Seda Hepsev porta negli spazi di Quartz Studio (Torino) un giardino di rose fatto di coloratissimi ricami su strutture in metallo.

Hilda Doolittle fu una scrittrice e poetessa nata a Betlemme e scomparsa a Zurigo, i cui scritti esprimono una visione anticonformista e innovativa rispetto al periodo vissuto a cavallo tra Ottocento e Novecento.

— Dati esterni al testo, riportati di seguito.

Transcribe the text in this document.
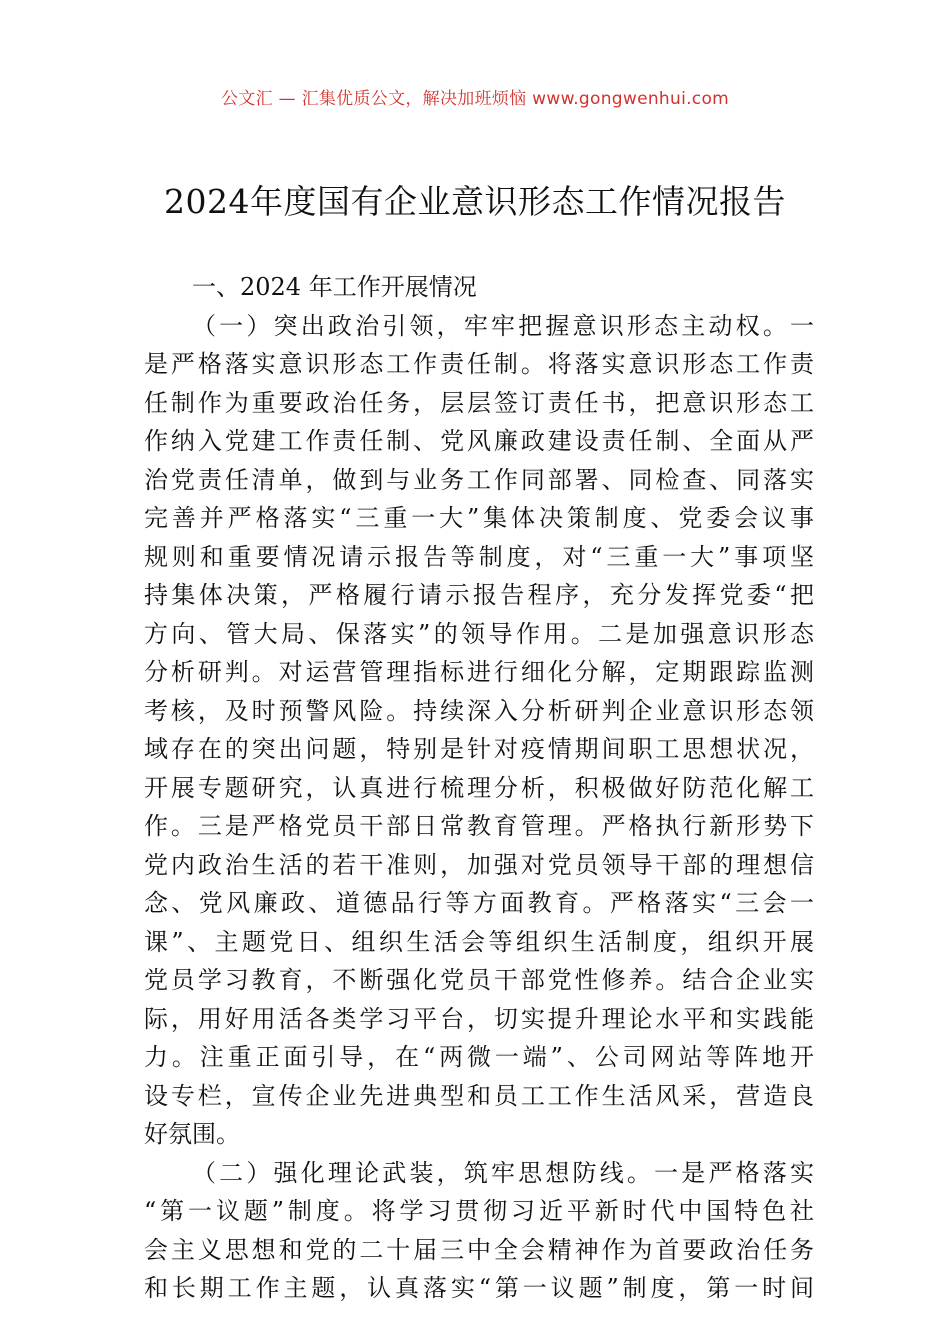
公文汇 — 汇集优质公文，解决加班烦恼 www.gongwenhui.com
2024年度国有企业意识形态工作情况报告
一、2024 年工作开展情况
（一）突出政治引领，牢牢把握意识形态主动权。一
是严格落实意识形态工作责任制。将落实意识形态工作责
任制作为重要政治任务，层层签订责任书，把意识形态工
作纳入党建工作责任制、党风廉政建设责任制、全面从严
治党责任清单，做到与业务工作同部署、同检查、同落实
完善并严格落实“三重一大”集体决策制度、党委会议事
规则和重要情况请示报告等制度，对“三重一大”事项坚
持集体决策，严格履行请示报告程序，充分发挥党委“把
方向、管大局、保落实”的领导作用。二是加强意识形态
分析研判。对运营管理指标进行细化分解，定期跟踪监测
考核，及时预警风险。持续深入分析研判企业意识形态领
域存在的突出问题，特别是针对疫情期间职工思想状况，
开展专题研究，认真进行梳理分析，积极做好防范化解工
作。三是严格党员干部日常教育管理。严格执行新形势下
党内政治生活的若干准则，加强对党员领导干部的理想信
念、党风廉政、道德品行等方面教育。严格落实“三会一
课”、主题党日、组织生活会等组织生活制度，组织开展
党员学习教育，不断强化党员干部党性修养。结合企业实
际，用好用活各类学习平台，切实提升理论水平和实践能
力。注重正面引导，在“两微一端”、公司网站等阵地开
设专栏，宣传企业先进典型和员工工作生活风采，营造良
好氛围。
（二）强化理论武装，筑牢思想防线。一是严格落实
“第一议题”制度。将学习贯彻习近平新时代中国特色社
会主义思想和党的二十届三中全会精神作为首要政治任务
和长期工作主题，认真落实“第一议题”制度，第一时间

Un secolo dopo, Seda Hepsev (1978, Istanbul) riscopre tali esperienze letterarie, analizzandole e facendole proprie, costruendo un rapporto con Hilda Doolittle anche per vicinanza identitaria, come due persone che dal Medio Oriente si sono spostate e ritrovate.

Sui versi di “The Garden” (1915) Seda Hepsev ricama la sua prima personale in Italia presso lo spazio intimo ma potente di Quartz Studio a Torino, affiancata alla curatela da Caterina Fondelli.
Protagonista è la rosa, tipicamente metafora di amore e passione, resa in questa sede simbolo del femminile.
Nella poesia di Hilda Doolittle, questo fiore viene messo a paragone di una roccia («You are clear/O rose, cut in rock»), della grandine («hard as the descent of hail») e di un albero («If I could break you/I could break a tree»), tutti elementi, questi ultimi, che portano in sé caratteristiche di forza, imponenza e robustezza.
Allo stesso modo, Seda Hepsev realizza dei coloratissimi ricami, frammenti che vengono disposti nello spazio su di strutture in metallo, come i petali di una rosa, così leggeri e delicati, sono sorretti dal fusto spinoso. 
La mostra Rose Related altro non è che l’incarnazione del giardino di Hilda Doolittle, tra i cui roseti siamo invitati a passeggiare e a perderci, ammirando altresì le scene bucoliche che si intercettano tra un ricamo e l’altro. 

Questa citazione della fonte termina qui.